Bunu yazmamın sebebi, Cumhuriyet Halk
Partisine sızdırılmış numaralı Cumhuriyetçiler ve Tr 705 gibiler, iktidar olabilmeyi,
birilerinin hoşuna gidecek, eğilimlerine cevap verecek biçimde konuşmakla,
davranılmakla olacağını zannetmektedirler.
Kırmızı Bültenle aranan, PKK’nın Suriye
uzantısı PYD’nin geçmişteki sözde eşbaşkanı terörist Salih Müslim, Prag’da
yakalandı.
Hatırlanacağı üzere bu terörist Salih
Müslim, bu ülkede AKP iktidarı tarafından önüne kırmızı halılar serilerek layık
olmadığı şekilde karşılanmıştı.
AKP iktidarı birilerine hoş görünmek için,
böyle şeyler yapabilir, bunu içerde ve dışarıda hiç kimse yadırgamaz.
Ama Cumhuriyet Halk Partisi böyle bir şey
yaparsa, bu Cumhuriyet Halk Partisi’nin tarihsel kurumsal kimliği ile bu
davranış bağdaşmaz.
Irak ve Suriye toprak bütünlüğünün bozulması
ve Kuzey Irak ve Kuzey Suriye’de oluşacak bir Kürt Koridorunu kendi
politikaları için teşvik eden Amerika Birleşik Devletleri basını ve düşünce
kuruluşları bile PYD’nin, PKK’nın Suriye uzantısı olduğunu kabul ederken,
hatırlanacağı üzere CHP Genel Başkanı
Kemal Kılıçdaroğlu’da her nekadar şimdilerde “terörist diyorsa da, iki üç yıl
önce “PYD terör örgütü değildir…vatanını kurtarmak için örgütlenmiş bir oluşumdur”
diyordu.
Maalesef Prof. Dr Selin Sayek Böke’de bir bilim insanına yakışmayacak bir şekilde
iki üç hafta önce bir TV programında “Şimdi
ne ben ne arkadaşlarım bir yapının terör örgütü olup olmadığına dair bir
değerlendirme yapacak istihbarati bilgiye
ve kurumsal yapıya sahip değiliz” demek suretiyle de, Amerika
Birleşik Devletleri yönetiminin dümen suyuna girmiş oluyordu.

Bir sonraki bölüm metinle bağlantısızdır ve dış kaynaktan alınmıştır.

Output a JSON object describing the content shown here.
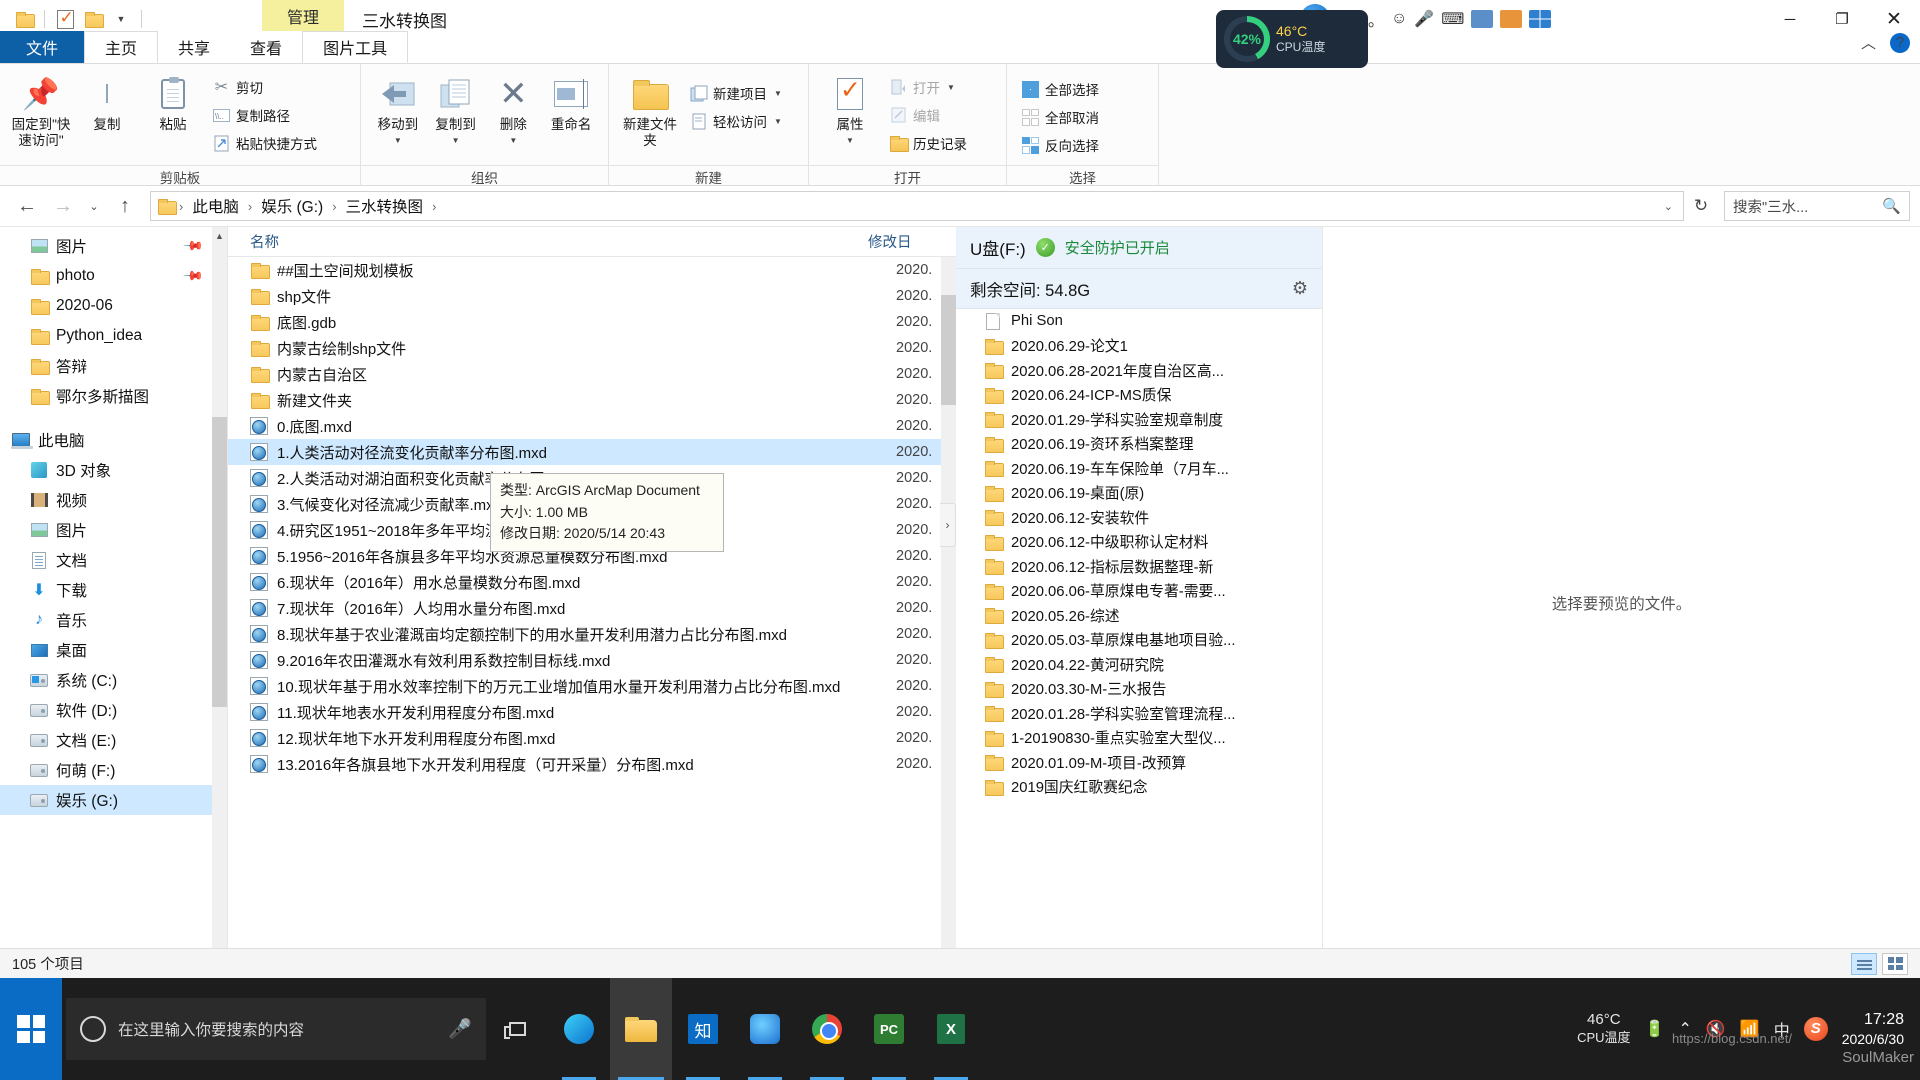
{
  "titlebar": {
    "quick_access": [
      "folder-icon",
      "checklist-icon",
      "folder-icon",
      "chevron-down-icon"
    ],
    "management_tab": "管理",
    "window_title": "三水转换图",
    "minimize": "─",
    "maximize": "❐",
    "close": "✕"
  },
  "ime": {
    "logo": "S",
    "mode": "中",
    "punct": "，。",
    "emoji": "☺",
    "mic": "🎤",
    "keyboard": "⌨",
    "tools": "🧰"
  },
  "cpu_overlay": {
    "percent": "42%",
    "temp": "46°C",
    "label": "CPU温度"
  },
  "tabs": {
    "file": "文件",
    "home": "主页",
    "share": "共享",
    "view": "查看",
    "picture_tools": "图片工具",
    "collapse": "︿",
    "help": "?"
  },
  "ribbon": {
    "groups": [
      {
        "label": "剪贴板",
        "big_buttons": [
          {
            "name": "pin-to-quick-access",
            "label": "固定到\"快速访问\"",
            "icon": "pin-icon"
          },
          {
            "name": "copy",
            "label": "复制",
            "icon": "copy-icon"
          },
          {
            "name": "paste",
            "label": "粘贴",
            "icon": "paste-icon"
          }
        ],
        "small_buttons": [
          {
            "name": "cut",
            "label": "剪切",
            "icon": "scissors-icon"
          },
          {
            "name": "copy-path",
            "label": "复制路径",
            "icon": "path-icon"
          },
          {
            "name": "paste-shortcut",
            "label": "粘贴快捷方式",
            "icon": "shortcut-icon"
          }
        ]
      },
      {
        "label": "组织",
        "big_buttons": [
          {
            "name": "move-to",
            "label": "移动到",
            "icon": "move-arrow-icon"
          },
          {
            "name": "copy-to",
            "label": "复制到",
            "icon": "copy-stack-icon"
          },
          {
            "name": "delete",
            "label": "删除",
            "icon": "x-icon"
          },
          {
            "name": "rename",
            "label": "重命名",
            "icon": "rename-icon"
          }
        ]
      },
      {
        "label": "新建",
        "big_buttons": [
          {
            "name": "new-folder",
            "label": "新建文件夹",
            "icon": "folder-icon"
          }
        ],
        "small_buttons": [
          {
            "name": "new-item",
            "label": "新建项目",
            "icon": "new-item-icon"
          },
          {
            "name": "easy-access",
            "label": "轻松访问",
            "icon": "easy-access-icon"
          }
        ]
      },
      {
        "label": "打开",
        "big_buttons": [
          {
            "name": "properties",
            "label": "属性",
            "icon": "properties-icon"
          }
        ],
        "small_buttons": [
          {
            "name": "open",
            "label": "打开",
            "icon": "open-icon",
            "dim": true
          },
          {
            "name": "edit",
            "label": "编辑",
            "icon": "edit-icon",
            "dim": true
          },
          {
            "name": "history",
            "label": "历史记录",
            "icon": "history-icon"
          }
        ]
      },
      {
        "label": "选择",
        "small_buttons": [
          {
            "name": "select-all",
            "label": "全部选择",
            "icon": "select-all-icon"
          },
          {
            "name": "select-none",
            "label": "全部取消",
            "icon": "select-none-icon"
          },
          {
            "name": "invert-selection",
            "label": "反向选择",
            "icon": "invert-selection-icon"
          }
        ]
      }
    ]
  },
  "addressbar": {
    "back": "←",
    "forward": "→",
    "recent": "⌄",
    "up": "↑",
    "breadcrumbs": [
      "此电脑",
      "娱乐 (G:)",
      "三水转换图"
    ],
    "separator": "›",
    "refresh": "↻",
    "search_placeholder": "搜索\"三水...",
    "search_icon": "search-icon"
  },
  "sidebar": {
    "quick_access": [
      {
        "label": "图片",
        "icon": "picture-icon",
        "pinned": true
      },
      {
        "label": "photo",
        "icon": "folder-icon",
        "pinned": true
      },
      {
        "label": "2020-06",
        "icon": "folder-icon"
      },
      {
        "label": "Python_idea",
        "icon": "folder-icon"
      },
      {
        "label": "答辩",
        "icon": "folder-icon"
      },
      {
        "label": "鄂尔多斯描图",
        "icon": "folder-icon"
      }
    ],
    "this_pc": {
      "label": "此电脑",
      "icon": "computer-icon"
    },
    "this_pc_items": [
      {
        "label": "3D 对象",
        "icon": "cube-icon"
      },
      {
        "label": "视频",
        "icon": "video-icon"
      },
      {
        "label": "图片",
        "icon": "picture-icon"
      },
      {
        "label": "文档",
        "icon": "document-icon"
      },
      {
        "label": "下载",
        "icon": "download-icon"
      },
      {
        "label": "音乐",
        "icon": "music-icon"
      },
      {
        "label": "桌面",
        "icon": "desktop-icon"
      },
      {
        "label": "系统 (C:)",
        "icon": "system-drive-icon"
      },
      {
        "label": "软件 (D:)",
        "icon": "drive-icon"
      },
      {
        "label": "文档 (E:)",
        "icon": "drive-icon"
      },
      {
        "label": "何萌 (F:)",
        "icon": "drive-icon"
      },
      {
        "label": "娱乐 (G:)",
        "icon": "drive-icon",
        "selected": true
      }
    ]
  },
  "filelist": {
    "columns": {
      "name": "名称",
      "date": "修改日"
    },
    "rows": [
      {
        "name": "##国土空间规划模板",
        "icon": "folder-icon",
        "date": "2020."
      },
      {
        "name": "shp文件",
        "icon": "folder-icon",
        "date": "2020."
      },
      {
        "name": "底图.gdb",
        "icon": "folder-icon",
        "date": "2020."
      },
      {
        "name": "内蒙古绘制shp文件",
        "icon": "folder-icon",
        "date": "2020."
      },
      {
        "name": "内蒙古自治区",
        "icon": "folder-icon",
        "date": "2020."
      },
      {
        "name": "新建文件夹",
        "icon": "folder-icon",
        "date": "2020."
      },
      {
        "name": "0.底图.mxd",
        "icon": "mxd-icon",
        "date": "2020."
      },
      {
        "name": "1.人类活动对径流变化贡献率分布图.mxd",
        "icon": "mxd-icon",
        "date": "2020.",
        "selected": true
      },
      {
        "name": "2.人类活动对湖泊面积变化贡献率分布图.mxd",
        "icon": "mxd-icon",
        "date": "2020."
      },
      {
        "name": "3.气候变化对径流减少贡献率.mxd",
        "icon": "mxd-icon",
        "date": "2020."
      },
      {
        "name": "4.研究区1951~2018年多年平均温湿指数（舒适度）分布图.mxd",
        "icon": "mxd-icon",
        "date": "2020."
      },
      {
        "name": "5.1956~2016年各旗县多年平均水资源总量模数分布图.mxd",
        "icon": "mxd-icon",
        "date": "2020."
      },
      {
        "name": "6.现状年（2016年）用水总量模数分布图.mxd",
        "icon": "mxd-icon",
        "date": "2020."
      },
      {
        "name": "7.现状年（2016年）人均用水量分布图.mxd",
        "icon": "mxd-icon",
        "date": "2020."
      },
      {
        "name": "8.现状年基于农业灌溉亩均定额控制下的用水量开发利用潜力占比分布图.mxd",
        "icon": "mxd-icon",
        "date": "2020."
      },
      {
        "name": "9.2016年农田灌溉水有效利用系数控制目标线.mxd",
        "icon": "mxd-icon",
        "date": "2020."
      },
      {
        "name": "10.现状年基于用水效率控制下的万元工业增加值用水量开发利用潜力占比分布图.mxd",
        "icon": "mxd-icon",
        "date": "2020."
      },
      {
        "name": "11.现状年地表水开发利用程度分布图.mxd",
        "icon": "mxd-icon",
        "date": "2020."
      },
      {
        "name": "12.现状年地下水开发利用程度分布图.mxd",
        "icon": "mxd-icon",
        "date": "2020."
      },
      {
        "name": "13.2016年各旗县地下水开发利用程度（可开采量）分布图.mxd",
        "icon": "mxd-icon",
        "date": "2020."
      }
    ]
  },
  "tooltip": {
    "type": "类型: ArcGIS ArcMap Document",
    "size": "大小: 1.00 MB",
    "modified": "修改日期: 2020/5/14 20:43"
  },
  "splitter": {
    "icon": "chevron-right-icon",
    "glyph": "›"
  },
  "usb_panel": {
    "drive": "U盘(F:)",
    "shield_icon": "shield-icon",
    "protection": "安全防护已开启",
    "free_space": "剩余空间: 54.8G",
    "gear_icon": "gear-icon",
    "items": [
      {
        "name": "Phi Son",
        "icon": "file-icon"
      },
      {
        "name": "2020.06.29-论文1",
        "icon": "folder-icon"
      },
      {
        "name": "2020.06.28-2021年度自治区高...",
        "icon": "folder-icon"
      },
      {
        "name": "2020.06.24-ICP-MS质保",
        "icon": "folder-icon"
      },
      {
        "name": "2020.01.29-学科实验室规章制度",
        "icon": "folder-icon"
      },
      {
        "name": "2020.06.19-资环系档案整理",
        "icon": "folder-icon"
      },
      {
        "name": "2020.06.19-车车保险单（7月车...",
        "icon": "folder-icon"
      },
      {
        "name": "2020.06.19-桌面(原)",
        "icon": "folder-icon"
      },
      {
        "name": "2020.06.12-安装软件",
        "icon": "folder-icon"
      },
      {
        "name": "2020.06.12-中级职称认定材料",
        "icon": "folder-icon"
      },
      {
        "name": "2020.06.12-指标层数据整理-新",
        "icon": "folder-icon"
      },
      {
        "name": "2020.06.06-草原煤电专著-需要...",
        "icon": "folder-icon"
      },
      {
        "name": "2020.05.26-综述",
        "icon": "folder-icon"
      },
      {
        "name": "2020.05.03-草原煤电基地项目验...",
        "icon": "folder-icon"
      },
      {
        "name": "2020.04.22-黄河研究院",
        "icon": "folder-icon"
      },
      {
        "name": "2020.03.30-M-三水报告",
        "icon": "folder-icon"
      },
      {
        "name": "2020.01.28-学科实验室管理流程...",
        "icon": "folder-icon"
      },
      {
        "name": "1-20190830-重点实验室大型仪...",
        "icon": "folder-icon"
      },
      {
        "name": "2020.01.09-M-项目-改预算",
        "icon": "folder-icon"
      },
      {
        "name": "2019国庆红歌赛纪念",
        "icon": "folder-icon"
      }
    ]
  },
  "preview": {
    "message": "选择要预览的文件。"
  },
  "statusbar": {
    "count": "105 个项目",
    "view_details_icon": "details-view-icon",
    "view_tiles_icon": "tiles-view-icon"
  },
  "taskbar": {
    "start_icon": "windows-start-icon",
    "search_placeholder": "在这里输入你要搜索的内容",
    "search_circle_icon": "cortana-circle-icon",
    "mic_icon": "microphone-icon",
    "taskview_icon": "task-view-icon",
    "apps": [
      {
        "name": "edge",
        "icon": "edge-icon"
      },
      {
        "name": "file-explorer",
        "icon": "file-explorer-icon",
        "active": true
      },
      {
        "name": "zhihu",
        "icon": "zhihu-icon",
        "label": "知"
      },
      {
        "name": "firefox-like",
        "icon": "browser-icon"
      },
      {
        "name": "chrome",
        "icon": "chrome-icon"
      },
      {
        "name": "pycharm",
        "icon": "pycharm-icon",
        "label": "PC"
      },
      {
        "name": "excel",
        "icon": "excel-icon",
        "label": "X"
      }
    ],
    "tray": {
      "temp_value": "46°C",
      "temp_label": "CPU温度",
      "battery_icon": "battery-icon",
      "chevron_icon": "chevron-up-icon",
      "volume_icon": "volume-mute-icon",
      "network_icon": "network-icon",
      "ime_label": "中",
      "sogou_icon": "sogou-icon",
      "time": "17:28",
      "date": "2020/6/30"
    },
    "watermark_url": "https://blog.csdn.net/",
    "watermark_brand": "SoulMaker"
  }
}
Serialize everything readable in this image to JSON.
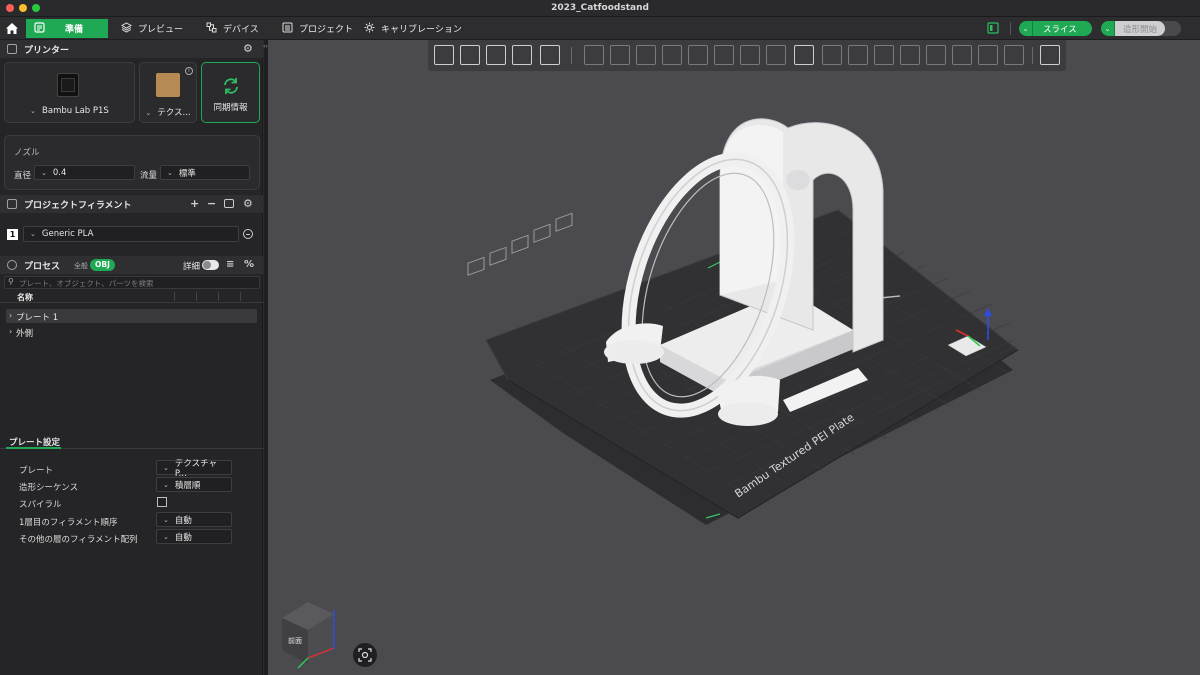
{
  "window": {
    "title": "2023_Catfoodstand"
  },
  "menu": {
    "tabs": [
      {
        "label": "準備",
        "icon": "prepare-icon",
        "active": true
      },
      {
        "label": "プレビュー",
        "icon": "preview-icon",
        "active": false
      },
      {
        "label": "デバイス",
        "icon": "device-icon",
        "active": false
      },
      {
        "label": "プロジェクト",
        "icon": "project-icon",
        "active": false
      },
      {
        "label": "キャリブレーション",
        "icon": "calibration-icon",
        "active": false
      }
    ],
    "slice_label": "スライス",
    "print_label": "造形開始"
  },
  "printer": {
    "section_title": "プリンター",
    "printer_name": "Bambu Lab P1S",
    "plate_name": "テクス...",
    "sync_label": "同期情報"
  },
  "nozzle": {
    "title": "ノズル",
    "diameter_label": "直径",
    "diameter_value": "0.4",
    "flow_label": "流量",
    "flow_value": "標準"
  },
  "filament": {
    "section_title": "プロジェクトフィラメント",
    "items": [
      {
        "index": "1",
        "name": "Generic PLA"
      }
    ]
  },
  "process": {
    "section_title": "プロセス",
    "global_label": "全般",
    "obj_label": "OBJ",
    "detail_label": "詳細",
    "search_placeholder": "プレート、オブジェクト、パーツを検索",
    "column_name": "名称",
    "tree": [
      {
        "label": "プレート 1",
        "selected": true
      },
      {
        "label": "外側",
        "selected": false
      }
    ]
  },
  "plate_settings": {
    "tab_label": "プレート設定",
    "rows": [
      {
        "label": "プレート",
        "value": "テクスチャ P..."
      },
      {
        "label": "造形シーケンス",
        "value": "積層順"
      },
      {
        "label": "スパイラル",
        "value": ""
      },
      {
        "label": "1層目のフィラメント順序",
        "value": "自動"
      },
      {
        "label": "その他の層のフィラメント配列",
        "value": "自動"
      }
    ]
  },
  "viewport": {
    "bed_label": "Bambu Textured PEI Plate",
    "cube_face_label": "前面"
  },
  "colors": {
    "accent": "#1fa955",
    "bed": "#2c2c2e",
    "background": "#4a4a4f",
    "model": "#e9e9ea"
  }
}
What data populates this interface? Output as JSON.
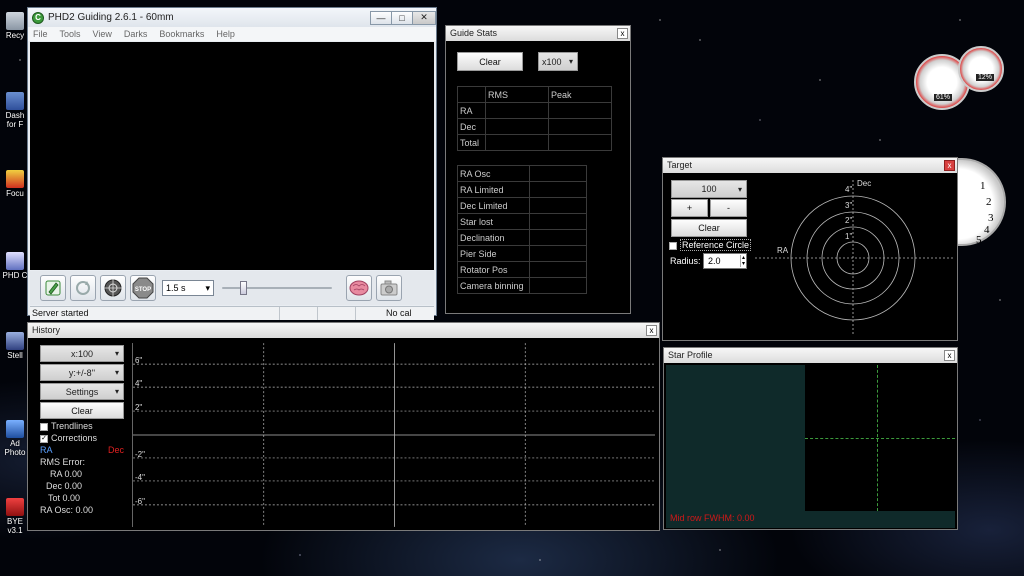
{
  "desktop": {
    "icons": [
      {
        "label": "Recy"
      },
      {
        "label": "Dash for F"
      },
      {
        "label": "Focu"
      },
      {
        "label": "PHD C"
      },
      {
        "label": "Stell"
      },
      {
        "label": "Ad Photo"
      },
      {
        "label": "BYE v3.1"
      }
    ]
  },
  "gadgets": {
    "cpu_percent": "61%",
    "mem_percent": "12%",
    "clock_numbers": [
      "1",
      "2",
      "3",
      "4",
      "5"
    ]
  },
  "main_window": {
    "title": "PHD2 Guiding 2.6.1 - 60mm",
    "app_icon": "C",
    "menu": [
      "File",
      "Tools",
      "View",
      "Darks",
      "Bookmarks",
      "Help"
    ],
    "exposure": "1.5 s",
    "status_left": "Server started",
    "status_right": "No cal",
    "stop_label": "STOP",
    "controls": {
      "minimize": "—",
      "maximize": "□",
      "close": "✕"
    }
  },
  "guide_stats": {
    "title": "Guide Stats",
    "clear": "Clear",
    "scale": "x100",
    "rms_headers": [
      "",
      "RMS",
      "Peak"
    ],
    "rms_rows": [
      "RA",
      "Dec",
      "Total"
    ],
    "info_rows": [
      "RA Osc",
      "RA Limited",
      "Dec Limited",
      "Star lost",
      "Declination",
      "Pier Side",
      "Rotator Pos",
      "Camera binning"
    ]
  },
  "target": {
    "title": "Target",
    "zoom": "100",
    "plus": "+",
    "minus": "-",
    "clear": "Clear",
    "ref_circle": "Reference Circle",
    "radius_label": "Radius:",
    "radius_value": "2.0",
    "axis_dec": "Dec",
    "axis_ra": "RA",
    "ring_labels": [
      "4\"",
      "3\"",
      "2\"",
      "1\""
    ]
  },
  "history": {
    "title": "History",
    "x_scale": "x:100",
    "y_scale": "y:+/-8''",
    "settings": "Settings",
    "clear": "Clear",
    "trendlines": "Trendlines",
    "corrections": "Corrections",
    "ra_label": "RA",
    "dec_label": "Dec",
    "rms_error": "RMS Error:",
    "ra_val": "RA 0.00",
    "dec_val": "Dec 0.00",
    "tot_val": "Tot 0.00",
    "ra_osc": "RA Osc: 0.00",
    "y_labels": [
      "6\"",
      "4\"",
      "2\"",
      "-2\"",
      "-4\"",
      "-6\""
    ],
    "ra_color": "#5aa0ff",
    "dec_color": "#e02020"
  },
  "star_profile": {
    "title": "Star Profile",
    "fwhm": "Mid row FWHM: 0.00",
    "fwhm_color": "#d01818"
  },
  "close_glyph": "x"
}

Zira, hepimiz biliyoruz ki; Amerika Birleşik
Devletleri PKK ile PYD’yi bir birinden ayrı tutuyor. Nitekim terör örgütü kabul
ettiği PKK’yı Türkiye’nin vurmasına ses çıkartmazken, PYD’yi kendi
korumasına aldı.
Nitekim Anadolu Ajansının 7 Ağustos 2015
günü geçtiği haberde ABD sözcüsü Mark Toner “ Türkiye’den hava saldırısı
düzenlemeye başladığımız zaman da bu gruplara (PYD ve YPG )hava desteği daha
hızlı ve daha iyi olacak……Ateş açılmaması veya taciz edilmemesi noktasında Türk Hükümetine gayet açık olduk, onlarda
buna katıldı” demiştir.
Wikileaks belgelerine göre, Amerikan
sefaretinin isminin saklı tutulmasını istediği bilgi kaynağı TR 705 kod numaralı milletvekili zaten PYD’nin terör örgütü olmadığı konusunda hep
ısrarlı. Onun bu konuda fikrinin değiştiği duyulmadı.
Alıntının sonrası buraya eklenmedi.